"working on my faults and cracks..."

7.05.2006

Who wants a mustache ride?


We meet again. Did you miss me? Couldn't wait to get your fix of wacky intercultural hilarity? Suprisingly, the funniest things on this trip haven't been intercultural hilarity with the local Japanese, but with the Brazilians with whom we're staying and doing all our traveling with. Something about inebriated Brazil and American students donning togas and celebrating the 4th of July...I know, it had a lot to do with independance. It was a good night for everyone.
Frampton pauses at Miyajima to take in the sights. He later found his dwarfish beard pressed against the lips of a hot *apparently married* Brazilian who refused to give him back to me so she could take more pictures of him herself. Scandalous if you ask me. I still haven't seen that camera.
Bear in mind that I'm witholding a lot of detail in time's best interest, and also because I'm supposed to be eating...


The second picture finds me in Noboeka city in southern Japan--reputed to be the most humid in the entire country. My swampy armpits and ass duly noted this fact on the 8 hour bus ride there and back. Anyway, Noboeka is known as Japan's official "Athlete Town" as indicated on the sign because somewhere in the neighborhood of 100 olympic athletes and medal winners were born here.
My kinda town.

I think everyday signs in foreign languages are sweet. In this particular case, regardless of the language of "stop", if it's a sign and I'm in a car, I'll still coast through it.

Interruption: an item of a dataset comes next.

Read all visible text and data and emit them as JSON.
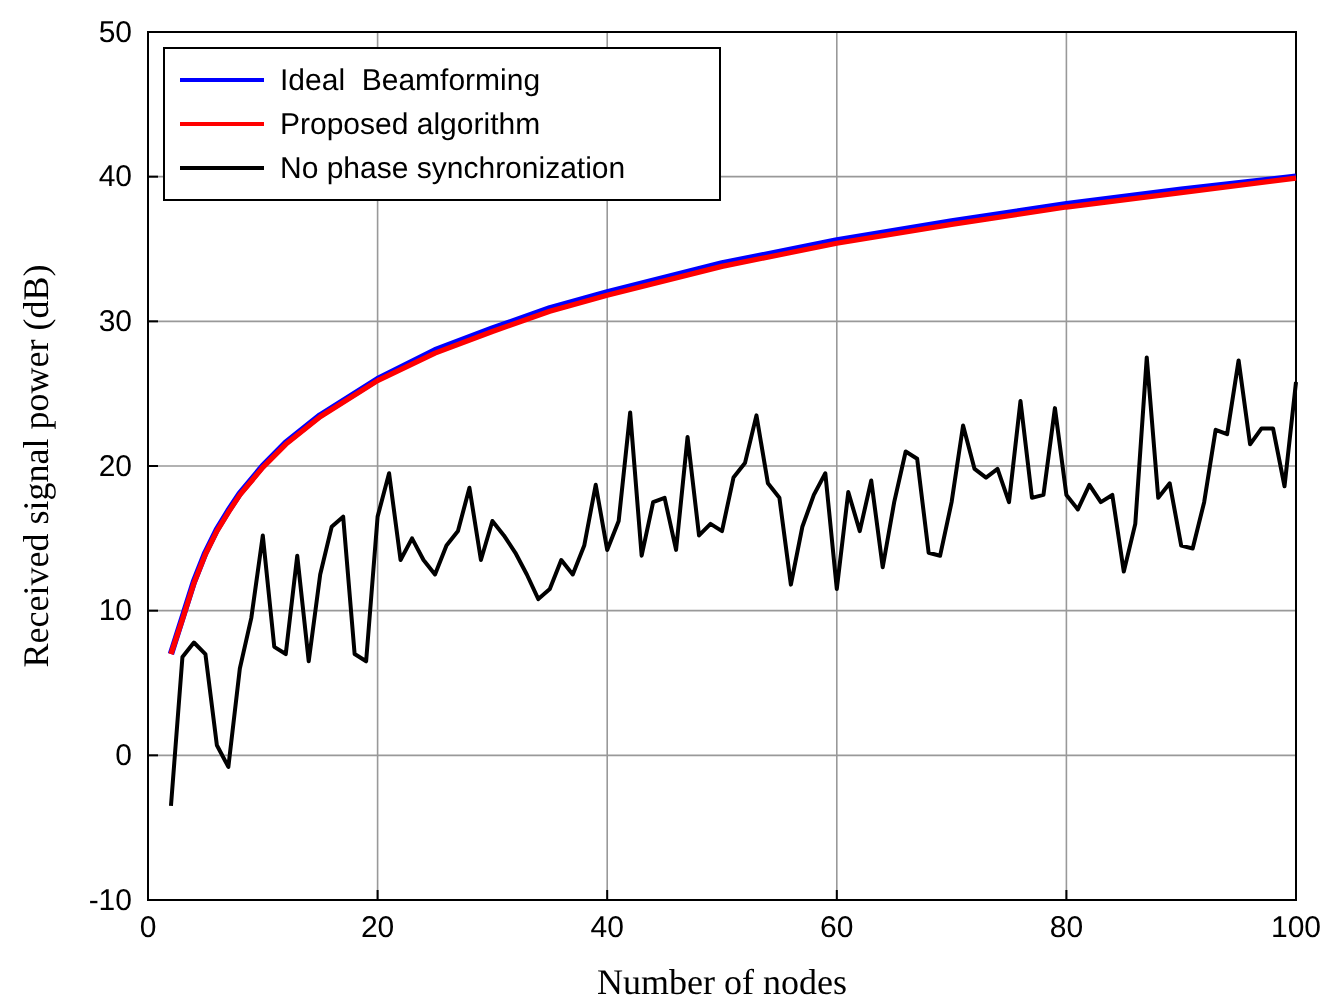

If you don't know anything about Japanese toilets, if you read the next few sentences, you'll learn all about them. And if you don't, you'll never know how much fun popping a squat in a foreign country is. Because in Japan, we poop in style. And after we poop in style on a heated and carefully regulated toilet seat, we hit a little button to either gently mist your derriere with warm water, or another button to blast your ass with a superheated cleansing jet. Toilet paper? For sooth! Then, once you're tucked back into your pants, flip the switch to the right for dainty poops, and to the left for the 50 pound deuce. Frampton is clearly prepared to flip left. If these toilets are too much though, you could always opt for the traditional Japanese style "hole in the ground" toilet, but most people I know don't have the lower leg strength to suspend their butt over the ground for long and accurately enough to get the job done, and keep the job from dropping into their back pocket.
Ahh, toilet humor.
My job here is done.


I leave you with today's "Where's Frampton?" photo. It was everything I could do to keep him from staying with those sexy geisha dolls. Enjoy.